Alfred: Up toward the mountains. Toward the stars. And the great silence.

Rita: (outstretching her hand to him.) Thank you.

There is now nothing left to do but hoist the flag again, this time to the top - because Alfred and Rita, through their grief, have found a new purpose in life. After the flag would go up, the lights would fade, there’d be a curtain call, and we’d all go home. The actor playing Alfred pulls on the rope to pull the flag up - and the entire apparatus comes down: the metal pulley at the top of the pole, the rope, and flag. The flagpole is still there. But the actor is holding everything else. If I was the stage manager, I would have just blacked the lights out and called it an evening.

But that was not what happened.

The infamous flagpole

The infamous flagpole

The lights did not go out because, I am just assuming, the cue for the final blackout is the flag being raised. So the play is essentially over, the actors playing Rita and Alfred are alone onstage with no more lines to say and the lights remain lit. I suppose one of them could have just ad-libbed, “Let’s go in,” and exited together.

But they didn’t.

So the actor decides to try to toss the flag and rope to the top of the pole, hoping that it will catch onto the top and somehow stay there. But after a couple of tries it becomes clear that this is not going to happen. The stage remains lit, and a full house is watching. So the actor does the only other thing he can think of. 

He tries to climb the pole. 

Now, this is not a pole with divots, or rungs or anything to get your feet on to: It is a completely smooth pole. Like a stripper pole. Wooden, yes, but the same idea. So, with flag and rope and pulley slung over his shoulder, he tries to pull himself up the pole by his arms, with his ankles wrapped around the shaft. You know, like they made you do in gym. But he’s not an athlete, he is not a young actor, nor is he an especially trim actor - he is a character actor who has been cast as a father. And he gets two feet off the ground and slides back down. Now again, if I were the stage manager…..but I’m not. So the lights stay on. If anything, to us in the audience, they seem to get brighter.

So, he tries again to shimmy up the pole. And he cannot.

So, he tries again. And he cannot.

The actress playing his wife Rita says nothing as she watches him in disbelief. In this moment she is alchemically transformed from an actor to member of the audience without ever leaving her place. And she and the rest of us, as one, watch him try to make it up that pole.

At no sporting event that I have ever attended, on TV or in person, have I ever wanted a someone to succeed as much as I did as I watched that actor struggle, fail, struggle, fail, struggle, fail, and try again. 
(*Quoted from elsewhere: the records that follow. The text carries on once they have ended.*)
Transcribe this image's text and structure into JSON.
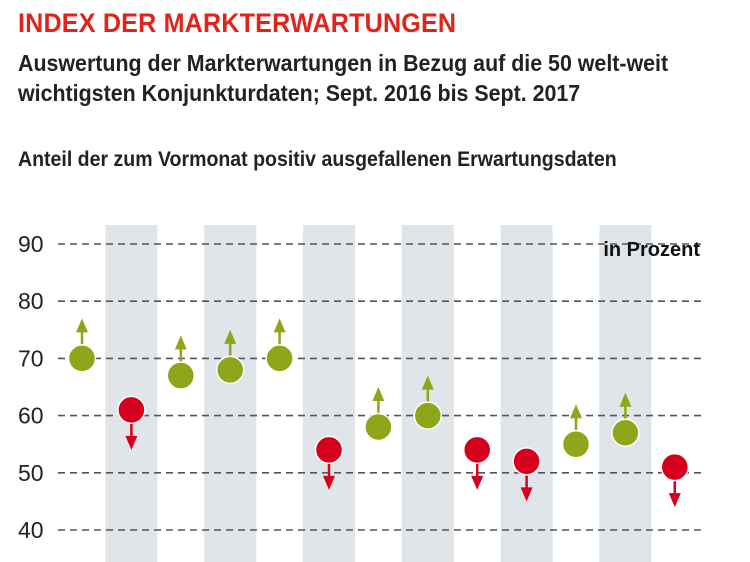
{
  "header": {
    "title": "INDEX DER MARKTERWARTUNGEN",
    "subtitle": "Auswertung der Markterwartungen in Bezug auf die 50 welt-weit wichtigsten Konjunkturdaten; Sept. 2016 bis Sept. 2017",
    "measure": "Anteil der zum Vormonat positiv ausgefallenen Erwartungsdaten"
  },
  "chart_data": {
    "type": "scatter",
    "unit_label": "in Prozent",
    "ylim": [
      40,
      90
    ],
    "yticks": [
      "90",
      "80",
      "70",
      "60",
      "50",
      "40"
    ],
    "grid": true,
    "legend": "none",
    "colors": {
      "up": "#8fa61a",
      "down": "#d5001c",
      "band": "#dfe5e8",
      "grid": "#555555"
    },
    "values": [
      70,
      61,
      67,
      68,
      70,
      54,
      58,
      60,
      54,
      52,
      55,
      57,
      51
    ],
    "direction": [
      "up",
      "down",
      "up",
      "up",
      "up",
      "down",
      "up",
      "up",
      "down",
      "down",
      "up",
      "up",
      "down"
    ]
  }
}
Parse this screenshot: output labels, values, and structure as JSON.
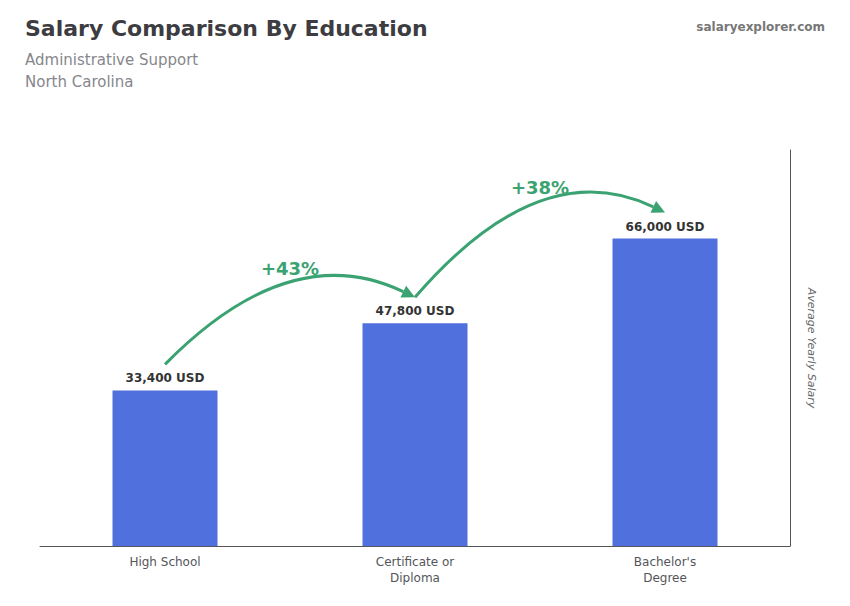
{
  "chart_data": {
    "type": "bar",
    "title": "Salary Comparison By Education",
    "subtitle": [
      "Administrative Support",
      "North Carolina"
    ],
    "ylabel": "Average Yearly Salary",
    "categories": [
      "High School",
      "Certificate or\nDiploma",
      "Bachelor's\nDegree"
    ],
    "values": [
      33400,
      47800,
      66000
    ],
    "value_labels": [
      "33,400 USD",
      "47,800 USD",
      "66,000 USD"
    ],
    "data_labels": true,
    "annotations": [
      "+43%",
      "+38%"
    ],
    "source": "salaryexplorer.com",
    "ylim": [
      0,
      85000
    ],
    "grid": false,
    "tick_labels": "x"
  }
}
How long does this last? Three, four, five minutes? We can literally see the sweat roll of the actor’s face as he tries again and to climb that pole and squeaks back down.  

By now, the drama of the Allmers family and their personal tragedy has been completely obliterated from our memories and been replaced by a new, immediate, and more human drama and tragedy. 

Finally, by some grace of God, he manages to get up far enough to hook that flag on something and slide back down - in exhaustion and hollow triumph.

The lights finally start to slowly fade on the strangest five minutes I’ve ever been a witness to. 

This is the overwhelming, one-of-a-kind experience that can only happen in a theatre. I feel it on those extremely rare occasions when something goes horribly wrong; but I also feel it on those equally rare occasions when something goes extraordinarily right.  

And in both cases, your connection with the actors on stage is as close as strangers can possibly be. The communion is instant, absolute, and lasting.